Violent games aren't a problem, says the computer gaming press -- while lovingly hawking the latest innovations in pixelated gore.

May 12, 1999 | I think it was on the "Crusher" level of Doom II that the joy of killing really kicked in for me.

I liked the plasma gun and the BFG, sure. But futuristic weapons seem so abstract, compared to the homey utility of a double-barreled 12-gauge. Aim just right, and you can take down two, three men in the same blast; their chests bloom with blood and gore, and they go down howling. Crack the barrel, chamber two more shells -- backpedaling and dodging all the while, as the survivors converge -- and fire again. Timed just right, it becomes a perfectly choreographed danse macabre (fire, reload, dodge, fire) on a stage you quickly turn into an abattoir.

It's been a while since I last played Quake or Doom. But when the news came out that Littleton killers Eric Harris and Dylan Klebold were devotees of those games, and that their appalling revenge on the world was perhaps shaped in part by playing them, I had to reflect on my own experience with first-person shooters -- and acknowledge that, yes, they very likely did have something to do with it.

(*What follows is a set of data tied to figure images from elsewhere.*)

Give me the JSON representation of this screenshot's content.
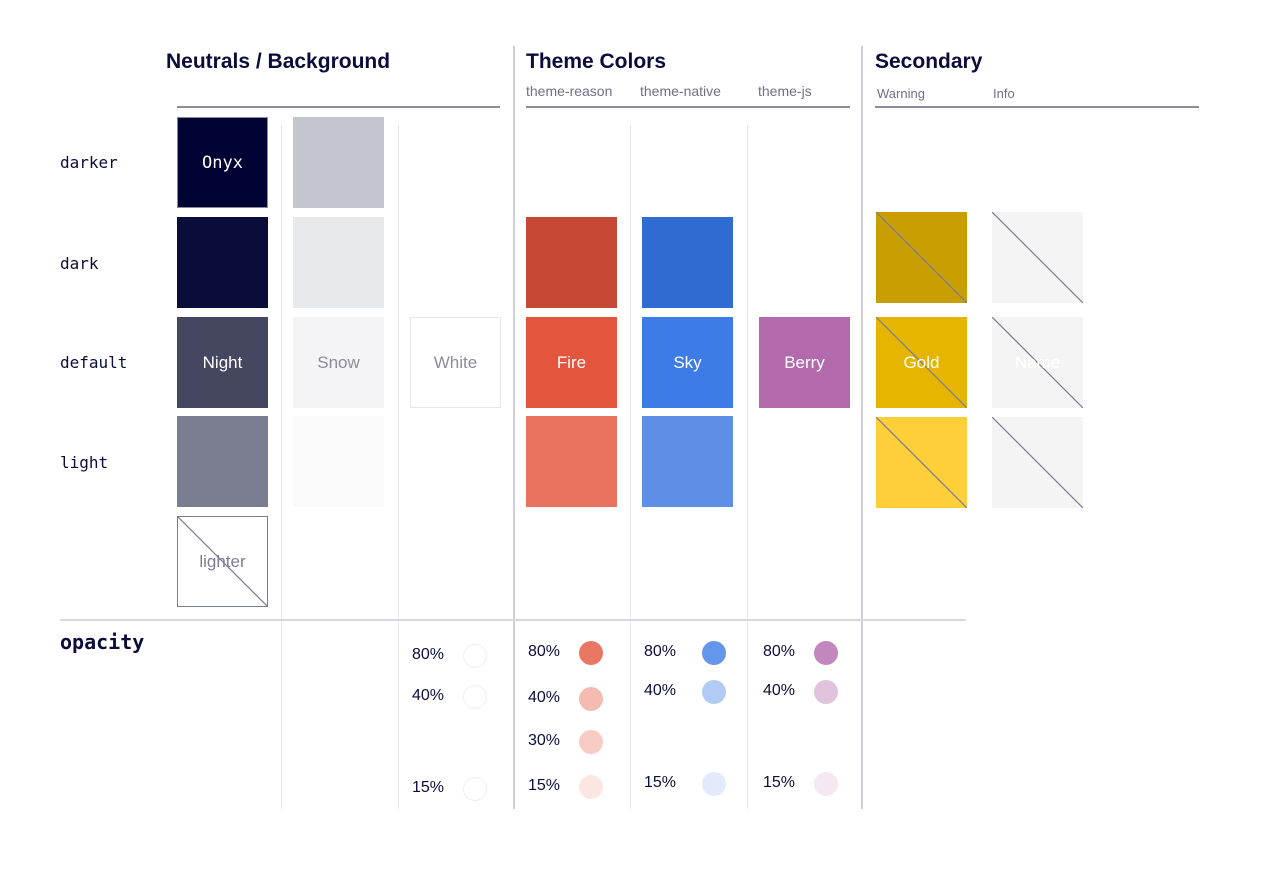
{
  "headers": {
    "neutrals": "Neutrals / Background",
    "theme": "Theme Colors",
    "theme_sub": [
      "theme-reason",
      "theme-native",
      "theme-js"
    ],
    "secondary": "Secondary",
    "secondary_sub": [
      "Warning",
      "Info"
    ]
  },
  "rows": [
    "darker",
    "dark",
    "default",
    "light"
  ],
  "opacity_label": "opacity",
  "swatches": [
    {
      "col": 0,
      "row": "darker",
      "color": "#000333",
      "label": "Onyx",
      "text": "#ffffff",
      "mono": true,
      "border": "#8a8c99"
    },
    {
      "col": 0,
      "row": "dark",
      "color": "#0a0c3a"
    },
    {
      "col": 0,
      "row": "default",
      "color": "#454660",
      "label": "Night",
      "text": "#ffffff"
    },
    {
      "col": 0,
      "row": "light",
      "color": "#7b7d91"
    },
    {
      "col": 0,
      "row": "lighter",
      "color": "#ffffff",
      "label": "lighter",
      "text": "#7b7d91",
      "border": "#7b7d91",
      "diagonal": true
    },
    {
      "col": 1,
      "row": "darker",
      "color": "#c4c6cf"
    },
    {
      "col": 1,
      "row": "dark",
      "color": "#e8e9ec"
    },
    {
      "col": 1,
      "row": "default",
      "color": "#f4f4f6",
      "label": "Snow",
      "text": "#8a8c99"
    },
    {
      "col": 1,
      "row": "light",
      "color": "#fafafb"
    },
    {
      "col": 2,
      "row": "default",
      "color": "#ffffff",
      "label": "White",
      "text": "#8a8c99",
      "border": "#e6e7ec"
    },
    {
      "col": 3,
      "row": "dark",
      "color": "#c54934"
    },
    {
      "col": 3,
      "row": "default",
      "color": "#e4553d",
      "label": "Fire",
      "text": "#ffffff"
    },
    {
      "col": 3,
      "row": "light",
      "color": "#e8735f"
    },
    {
      "col": 4,
      "row": "dark",
      "color": "#2f6bd1"
    },
    {
      "col": 4,
      "row": "default",
      "color": "#3d7ce6",
      "label": "Sky",
      "text": "#ffffff"
    },
    {
      "col": 4,
      "row": "light",
      "color": "#5e8fe6"
    },
    {
      "col": 5,
      "row": "default",
      "color": "#b36aad",
      "label": "Berry",
      "text": "#ffffff"
    },
    {
      "col": 6,
      "row": "dark",
      "color": "#c99e00",
      "diagonal": true
    },
    {
      "col": 6,
      "row": "default",
      "color": "#e5b500",
      "label": "Gold",
      "text": "#ffffff",
      "diagonal": true
    },
    {
      "col": 6,
      "row": "light",
      "color": "#ffcf3a",
      "diagonal": true
    },
    {
      "col": 7,
      "row": "dark",
      "color": "#f4f4f5",
      "diagonal": true
    },
    {
      "col": 7,
      "row": "default",
      "color": "#f4f4f5",
      "label": "Name",
      "text": "#ffffff",
      "diagonal": true
    },
    {
      "col": 7,
      "row": "light",
      "color": "#f4f4f5",
      "diagonal": true
    }
  ],
  "opacity": [
    {
      "col": 2,
      "color": "#ffffff",
      "steps": [
        {
          "label": "80%",
          "alpha": 0.8
        },
        {
          "label": "40%",
          "alpha": 0.4
        },
        {
          "label": "15%",
          "alpha": 0.15
        }
      ]
    },
    {
      "col": 3,
      "color": "#e4553d",
      "steps": [
        {
          "label": "80%",
          "alpha": 0.8
        },
        {
          "label": "40%",
          "alpha": 0.4
        },
        {
          "label": "30%",
          "alpha": 0.3
        },
        {
          "label": "15%",
          "alpha": 0.15
        }
      ]
    },
    {
      "col": 4,
      "color": "#3d7ce6",
      "steps": [
        {
          "label": "80%",
          "alpha": 0.8
        },
        {
          "label": "40%",
          "alpha": 0.4
        },
        {
          "label": "15%",
          "alpha": 0.15
        }
      ]
    },
    {
      "col": 5,
      "color": "#b36aad",
      "steps": [
        {
          "label": "80%",
          "alpha": 0.8
        },
        {
          "label": "40%",
          "alpha": 0.4
        },
        {
          "label": "15%",
          "alpha": 0.15
        }
      ]
    }
  ]
}
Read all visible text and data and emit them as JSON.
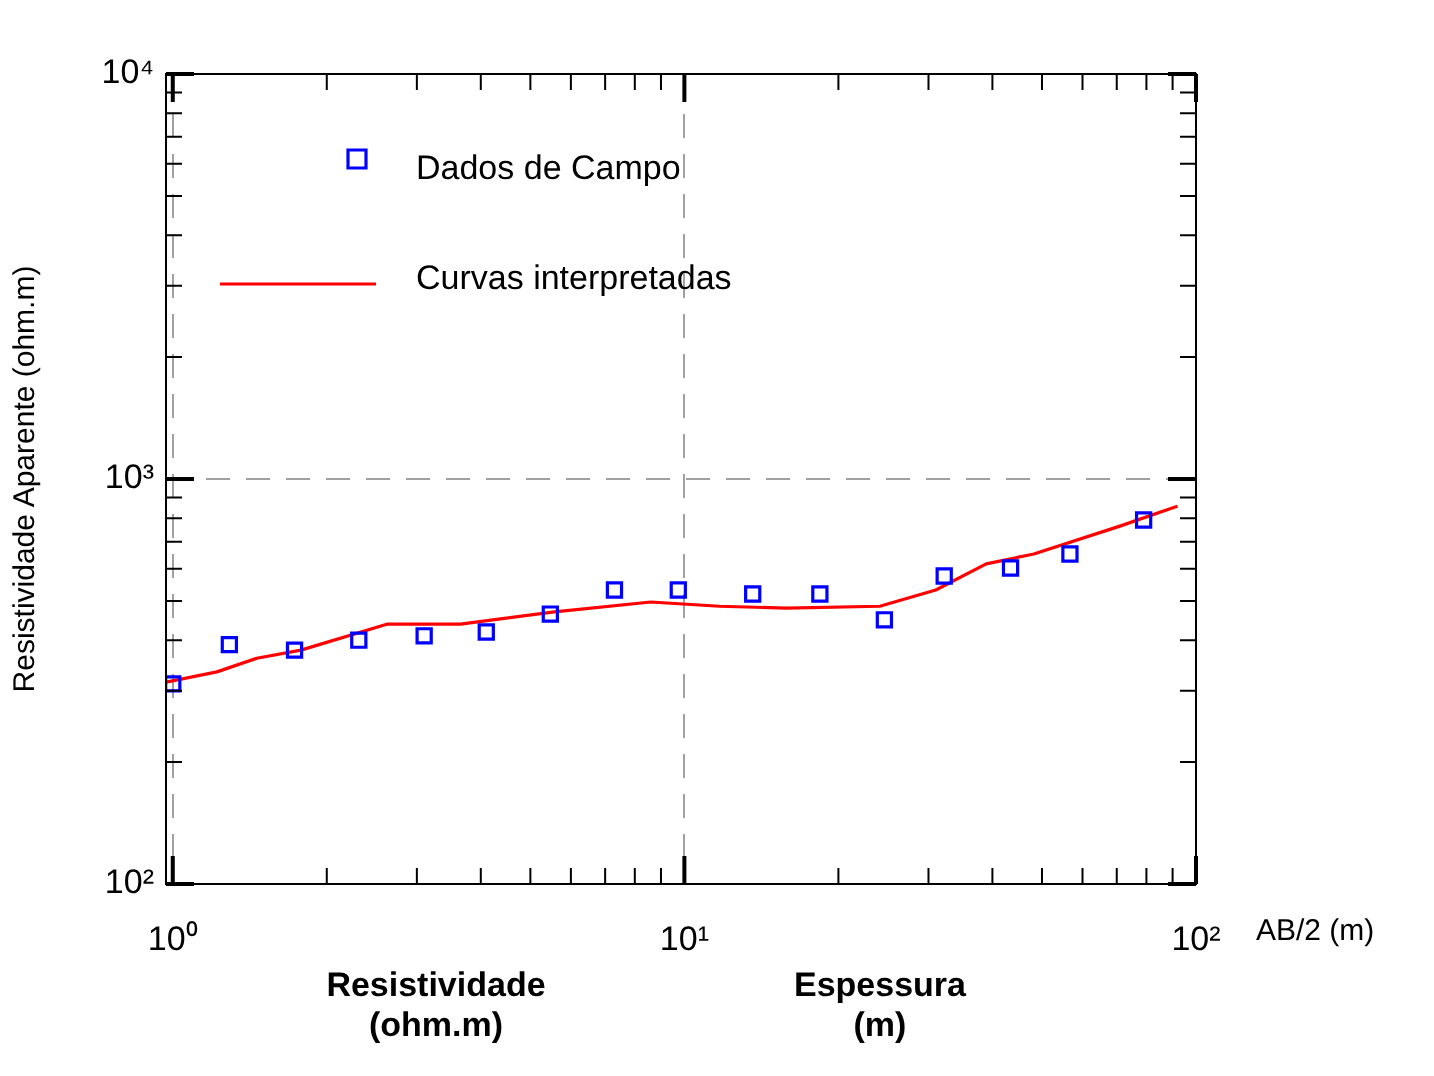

I should note here that I'm a lifelong game lover; as a freelance writer, I often review computer games, violent and otherwise. It's necessary to state this, because soon after the media descended on Littleton, Colo., the computer games debate devolved into uninformed, anti-game alarmism on the one hand and overwrought denials from the put-upon gaming/online community on the other. But now, with some distance on the massacre, and on the eve of the annual E3 conference -- the video and computer game industry's premiere showcase -- constructing a more nuanced conversation is possible, I think.

And necessary. Because so far, gamers and their online advocates have largely preferred instead to point the blame elsewhere, anywhere -- peer ostracism, poor parenting, access to guns and so on -- before retrenching behind a carpet bomb of false dichotomies, non sequiturs and inapt reductio ad absurdums. Slashdot columnist Jon Katz, for example, seems to think raw numbers qualify as refutation, arguing: "Tens of millions of kids all over the world play computer games ... Yet violence among this group, never very high, again has been plummeting even as online use has mushroomed." Meanwhile, PC Gamer's deputy editor, Dan Morris, offers up a winningly bizarre counter-argument: "It's a safe bet that almost every person arrested for embezzlement last year had Quicken ... Just as we would never reasonably consider banning Quicken, we cannot reasonably consider banning Quake." (How do you say "argument which seems to get me off the hook" in Latin?)

Few politicians have actually suggested banning violent games. Rather, the most common proposal is merely -- and in relation to First Amendment rights, which must remain inviolate, not unreasonably -- to restrict their sale to minors. Even if most people may play first-person shooters and suffer no antisocial consequences, it doesn't follow that all gamers will remain similarly unaffected -- especially a select number of adolescents already in a problem state. And even if there were more pressing factors involved, that doesn't mean we can't devote any attention to the culpability of first-person shooters.

In the most plausible explanation, voracious sociopathy like Harris' and Klebold's must involve a whole fetid stew of corrosive influences. But the move by gamers to reject, outright, any role for violent first-person shooters is telling -- since they've played these games, and should know better.